Participants in a workshop hosted by the Institute for Advanced Sustainability Studies (IASS) and the German Institute for Human Rights are featured in a nicely done five-minute video, “A Commons Conversation.” (Tip of the hat to Silke Helfrich.) It’s a thoughtful introduction to subsistence and traditional commons, especially in Africa. The focus is on secure land tenure and food security.
The July 2014 workshop is in the midst of producing a “Technical Guide on Tenure Rights to Commons” (or “TG Commons,” for short) at the request of the United Nations Food and Agricultural Organization (FAO). The guide seeks to support the adoption of “Voluntary Guidelines for the Responsible Governance of Tenure of Land, Fisheries and Forests in the Context of National Food Security (VGGT).”

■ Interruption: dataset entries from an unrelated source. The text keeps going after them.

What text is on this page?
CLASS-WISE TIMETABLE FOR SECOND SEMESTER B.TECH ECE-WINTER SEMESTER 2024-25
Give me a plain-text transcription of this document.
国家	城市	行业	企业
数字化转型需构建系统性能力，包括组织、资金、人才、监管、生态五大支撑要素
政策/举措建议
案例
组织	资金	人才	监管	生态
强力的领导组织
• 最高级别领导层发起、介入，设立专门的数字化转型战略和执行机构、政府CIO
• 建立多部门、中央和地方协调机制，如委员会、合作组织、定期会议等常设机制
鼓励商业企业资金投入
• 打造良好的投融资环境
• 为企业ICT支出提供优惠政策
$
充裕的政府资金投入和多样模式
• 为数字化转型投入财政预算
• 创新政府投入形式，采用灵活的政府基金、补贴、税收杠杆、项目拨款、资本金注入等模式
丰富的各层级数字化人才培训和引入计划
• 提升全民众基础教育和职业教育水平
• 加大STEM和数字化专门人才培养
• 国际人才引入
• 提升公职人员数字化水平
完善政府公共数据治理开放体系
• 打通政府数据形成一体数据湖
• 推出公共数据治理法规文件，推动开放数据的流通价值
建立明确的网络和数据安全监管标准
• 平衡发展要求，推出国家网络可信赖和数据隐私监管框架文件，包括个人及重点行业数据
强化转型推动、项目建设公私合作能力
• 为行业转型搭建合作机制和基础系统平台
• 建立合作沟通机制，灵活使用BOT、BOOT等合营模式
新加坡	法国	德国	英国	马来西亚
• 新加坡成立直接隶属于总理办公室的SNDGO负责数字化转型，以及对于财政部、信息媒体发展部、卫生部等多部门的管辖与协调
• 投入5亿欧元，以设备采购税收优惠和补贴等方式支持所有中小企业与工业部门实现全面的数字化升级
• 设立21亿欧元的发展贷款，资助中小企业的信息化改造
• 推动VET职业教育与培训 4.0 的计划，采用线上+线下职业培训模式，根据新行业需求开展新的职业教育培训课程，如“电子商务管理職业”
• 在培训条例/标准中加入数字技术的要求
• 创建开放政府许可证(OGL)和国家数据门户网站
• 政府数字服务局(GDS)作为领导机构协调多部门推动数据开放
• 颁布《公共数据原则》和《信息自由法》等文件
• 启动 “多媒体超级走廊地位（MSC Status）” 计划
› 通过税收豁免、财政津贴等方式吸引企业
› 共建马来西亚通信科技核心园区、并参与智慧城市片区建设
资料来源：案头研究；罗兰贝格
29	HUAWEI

According to the workshop, the TG Commons will:
provide strategies to overcome the challenges inherent in the recognition and protection of tenure rights to commons. The overall objective of the guide is to contribute to national food security, to secure access to natural resources (especially for marginalized and vulnerable groups), to support human well-being and livelihood, sustainable resource use, and ecosystem functioning. This is particularly timely, since today about three billion rural families’ livelihoods depend on common lands, forests and fisheries.
The TG commons guidebook is focused on “providing concrete strategies to achieve the recognition and protection of tenure rights to commons."
The video is refreshing in addressing, in direct, personal terms, why the commons matters for traditional communities and subsistence commoners. It asks people questions such as, “What are important keywords for you personally relating to the commons?” and “Why is the question of the commons relevant to you?”
The answers came from people like Alphajoh Cham of the Ministry of Lands, Country Planning and the Environment, Sierra Leone; Theo Rauch of the Centre for Development Studies in Berlin; Carolin Callenius of Bread for the World; and Million Belay of the Alliance for Food Sovereignty in Africa; and Myrna K. C. Kain, the former Chair of the UN Permanent Forum on Indigenous People. An informative short video well-worth watching.